„Qui il tempo è come un mare senza sponde, senza sole, senza luna, senza stelle, immenso ed uno.“
„Hier ist die Zeit ein uferloses Meer, ohne Licht, ohne Mond und ohne Sterne – gewaltig und allumfassend.“
(Luigi Settembrini, Ricordanze, S. 56)
Während das Ausflugsboot die kleine Insel Ventotene anläuft, wird der Gast per Bordlautsprecher auf die vorgelagerte ehemalige Gefängnisinsel Santo Stefano hingewiesen: „Die Konstruktion des Gefängnisses erlaubte jedem Gefangenen nur 10 Minuten Licht pro Tag…“ Sofort ist das Interesse der Touristen geweckt und dutzende Fotoapparate werden auf die seltsame Konstruktion, die auf dem höchsten Punkt der Insel thront, gerichtet. Doch bereits wenige Minuten später läuft das Boot in den kleinen Hafen von Ventotene ein und das Interesse an der Gefängnisanlage weicht der Aufregung des bevorstehenden Landgangs.
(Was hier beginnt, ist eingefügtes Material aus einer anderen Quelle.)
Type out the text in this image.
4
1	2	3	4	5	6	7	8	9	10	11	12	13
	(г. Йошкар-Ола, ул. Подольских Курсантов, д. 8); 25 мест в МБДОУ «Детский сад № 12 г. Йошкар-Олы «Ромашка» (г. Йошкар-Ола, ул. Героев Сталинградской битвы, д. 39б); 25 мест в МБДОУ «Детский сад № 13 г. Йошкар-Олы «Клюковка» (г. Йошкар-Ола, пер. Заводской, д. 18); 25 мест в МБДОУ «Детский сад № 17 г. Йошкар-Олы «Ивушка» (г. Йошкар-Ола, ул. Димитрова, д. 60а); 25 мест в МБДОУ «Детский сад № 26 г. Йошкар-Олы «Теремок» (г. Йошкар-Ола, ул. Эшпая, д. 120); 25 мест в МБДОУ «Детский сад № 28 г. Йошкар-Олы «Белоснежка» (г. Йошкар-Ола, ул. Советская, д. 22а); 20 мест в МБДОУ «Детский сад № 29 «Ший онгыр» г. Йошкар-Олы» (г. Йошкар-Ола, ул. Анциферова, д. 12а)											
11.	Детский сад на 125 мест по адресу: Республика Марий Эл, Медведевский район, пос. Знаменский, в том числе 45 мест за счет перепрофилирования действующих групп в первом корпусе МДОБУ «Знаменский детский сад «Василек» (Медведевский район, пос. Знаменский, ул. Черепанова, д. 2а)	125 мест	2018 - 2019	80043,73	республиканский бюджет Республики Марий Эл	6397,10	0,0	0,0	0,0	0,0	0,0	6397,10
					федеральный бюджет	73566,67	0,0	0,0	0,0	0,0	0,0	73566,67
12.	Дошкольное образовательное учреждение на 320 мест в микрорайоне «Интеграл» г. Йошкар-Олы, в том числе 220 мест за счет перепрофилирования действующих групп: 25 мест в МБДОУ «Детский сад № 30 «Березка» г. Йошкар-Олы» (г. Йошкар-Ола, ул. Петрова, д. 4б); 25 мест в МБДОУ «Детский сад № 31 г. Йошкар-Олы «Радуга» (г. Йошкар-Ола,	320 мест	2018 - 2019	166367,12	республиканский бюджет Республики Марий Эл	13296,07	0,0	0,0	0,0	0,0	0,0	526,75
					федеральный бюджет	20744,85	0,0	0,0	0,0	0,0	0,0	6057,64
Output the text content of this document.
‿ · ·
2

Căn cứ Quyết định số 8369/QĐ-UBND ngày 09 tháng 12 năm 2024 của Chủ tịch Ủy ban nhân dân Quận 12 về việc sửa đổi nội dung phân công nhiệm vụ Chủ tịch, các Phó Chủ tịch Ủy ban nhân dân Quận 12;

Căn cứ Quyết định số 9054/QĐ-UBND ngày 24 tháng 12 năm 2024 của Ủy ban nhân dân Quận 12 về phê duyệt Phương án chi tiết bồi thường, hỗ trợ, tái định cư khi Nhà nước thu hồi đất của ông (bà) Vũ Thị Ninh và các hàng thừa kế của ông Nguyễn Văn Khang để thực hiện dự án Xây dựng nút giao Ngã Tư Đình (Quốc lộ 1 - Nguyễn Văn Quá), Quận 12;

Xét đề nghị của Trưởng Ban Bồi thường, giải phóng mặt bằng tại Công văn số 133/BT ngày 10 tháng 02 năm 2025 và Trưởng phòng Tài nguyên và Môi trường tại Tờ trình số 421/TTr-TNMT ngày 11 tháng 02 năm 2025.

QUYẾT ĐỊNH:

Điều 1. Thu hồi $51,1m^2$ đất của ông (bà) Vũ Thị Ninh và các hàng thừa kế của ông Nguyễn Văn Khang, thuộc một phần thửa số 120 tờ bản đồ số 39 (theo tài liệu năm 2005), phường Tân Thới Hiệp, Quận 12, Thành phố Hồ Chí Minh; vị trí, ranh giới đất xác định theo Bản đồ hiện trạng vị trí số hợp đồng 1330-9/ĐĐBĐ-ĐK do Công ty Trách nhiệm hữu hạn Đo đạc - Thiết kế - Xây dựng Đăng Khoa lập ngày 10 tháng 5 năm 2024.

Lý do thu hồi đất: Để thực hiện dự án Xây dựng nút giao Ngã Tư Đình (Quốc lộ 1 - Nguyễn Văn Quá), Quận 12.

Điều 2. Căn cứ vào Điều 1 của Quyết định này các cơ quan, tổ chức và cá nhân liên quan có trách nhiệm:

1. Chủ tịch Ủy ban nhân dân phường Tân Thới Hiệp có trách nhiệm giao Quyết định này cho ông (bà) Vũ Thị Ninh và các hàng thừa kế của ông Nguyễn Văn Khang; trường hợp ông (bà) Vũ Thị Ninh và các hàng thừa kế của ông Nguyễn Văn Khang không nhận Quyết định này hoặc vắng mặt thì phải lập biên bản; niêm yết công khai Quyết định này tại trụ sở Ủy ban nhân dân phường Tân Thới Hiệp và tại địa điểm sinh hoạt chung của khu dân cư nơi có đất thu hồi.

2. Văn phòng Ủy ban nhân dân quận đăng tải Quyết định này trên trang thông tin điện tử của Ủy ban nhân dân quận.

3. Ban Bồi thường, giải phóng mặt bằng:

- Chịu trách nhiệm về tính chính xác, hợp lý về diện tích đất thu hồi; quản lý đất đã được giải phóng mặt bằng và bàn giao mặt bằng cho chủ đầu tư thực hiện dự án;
Einen gewissen Bekanntheitsgrad erreichte die Insel durch das Manifest von Ventotene, welches bereits 1941 die Idee einer europäischen Föderation für den Frieden beschrieb und wichtige Impulse für die italienische Europapolitik der folgenden Jahrzehnte gab. Verfasst wurde das Manifest von den italienischen Antifaschisten Altiero Spinelli, Ernesto Rossi und Eugenio Colorni, während sie ihre Haftstrafen im Gefängnis von Ventotene abbüßten (Spinelli, Manifest Ventotene).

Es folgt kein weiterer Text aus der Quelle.